Os dados da Arpen são precisos ao demonstrar que a lei “pegou” rapidamente e atendeu aos anseios da sociedade que clamava pela “desburocratização” da alteração do nome.Ainda assim, entende-se que a legislação brasileira pode ir além, ampliando mais o campo de proteção do nome como manifestação maior da personalidade humana e sua autodeterminação pessoal, aperfeiçoando as excelentes contribuições oriundas da Lei nº 14.382/2022.
E a primeira situação é referente à maioridade civil como requisito para alteração do nome. Como já exposto, a espera para completar 18 anos de idade pode ser um fardo muito grande para aqueles que convivem desde a infância com a dificuldade de aceitação do próprio nome. Lembre-se que, nessa idade, a pessoa normalmente já completou o ensino médio no colégio e já ingressou na faculdade e/ou no mercado de trabalho.
Pela legislação civil atual, a emancipação voluntária [10] poderia ser uma saída juridicamente viável para que o maior de 16 e menor de 18 anos pudesse alterar seu nome, afinal a emancipação antecipa a capacidade civil plena, tornando o menor capaz de praticar os atos da vida civil sem a tutela dos pais.
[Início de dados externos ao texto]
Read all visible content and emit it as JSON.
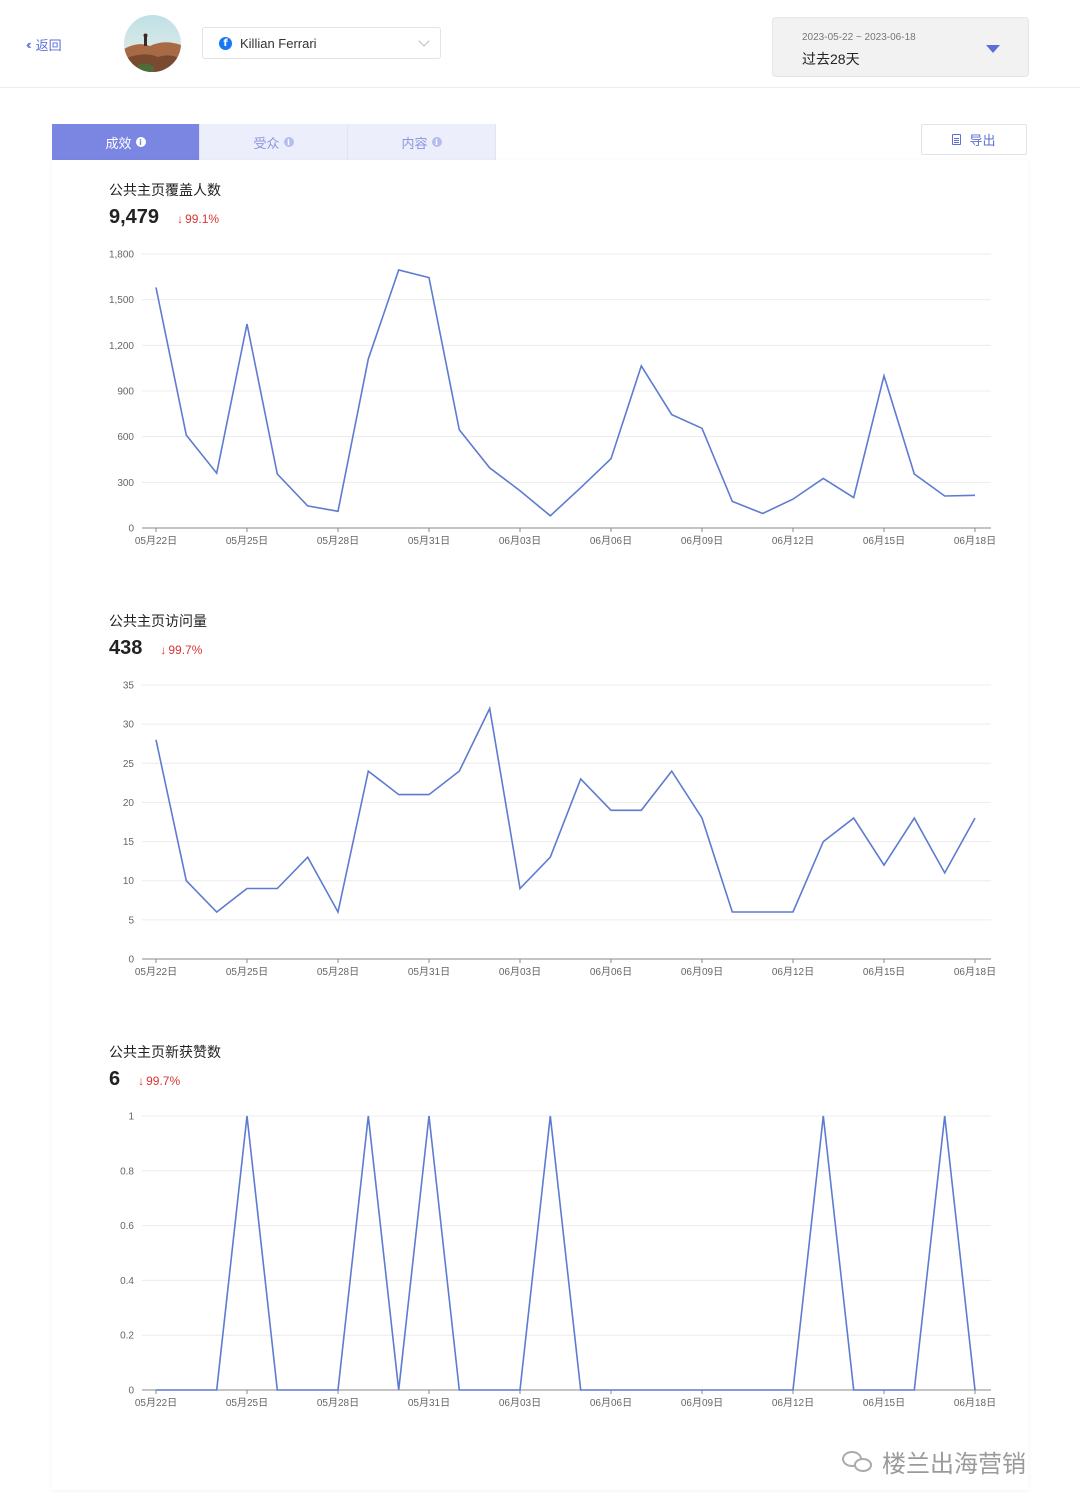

Assim, o menor emancipado pode se dirigir diretamente ao cartório e solicitar a alteração do nome, da mesma forma que é permitido ao maior de 18 anos.
Ocorre que na hipótese de o menor que deseja alterar seu nome não ser emancipado, condicionar essa alteração ao ato de emancipação é medida desarrazoada, porquanto a emancipação apresenta efeitos diversos (inclusive negativos [11]), como a extinção do poder familiar e a perda da condição de dependente para fins de recebimento de pensão por morte no Regime Geral de Previdência Social (RGPS) [12], dentre outros efeitos econômicos e referentes à responsabilidade civil decorrentes da antecipação da maioridade civil.
Dessa forma, aventa-se a viabilidade de o menor em idade núbil [13], ou seja, do adolescente maior de 16 anos, alterar seu próprio nome, desde que seja autorizado pelos pais, independentemente de emancipação. A antecipação do exercício do direito de alterar o próprio nome ao relativamente incapaz é medida apta a amenizar todos os infortúnios causados pela insatisfação causada até então na vida do jovem e, ao mesmo tempo, garante a segurança de que a sua alteração está sendo realizada por quem tem consciência e discernimento suficiente para tanto.
Ainda nesse escopo de alargar a proteção ao nome civil, projeta-se, como mais um importante avanço da legislação civil, o direito de o indivíduo alterar o seu nome mais de uma vez diretamente no cartório, sem a limitação imposta pela Lei nº 14.382/2022, em especial no caso do arrependimento da mudança de seu nome de batismo.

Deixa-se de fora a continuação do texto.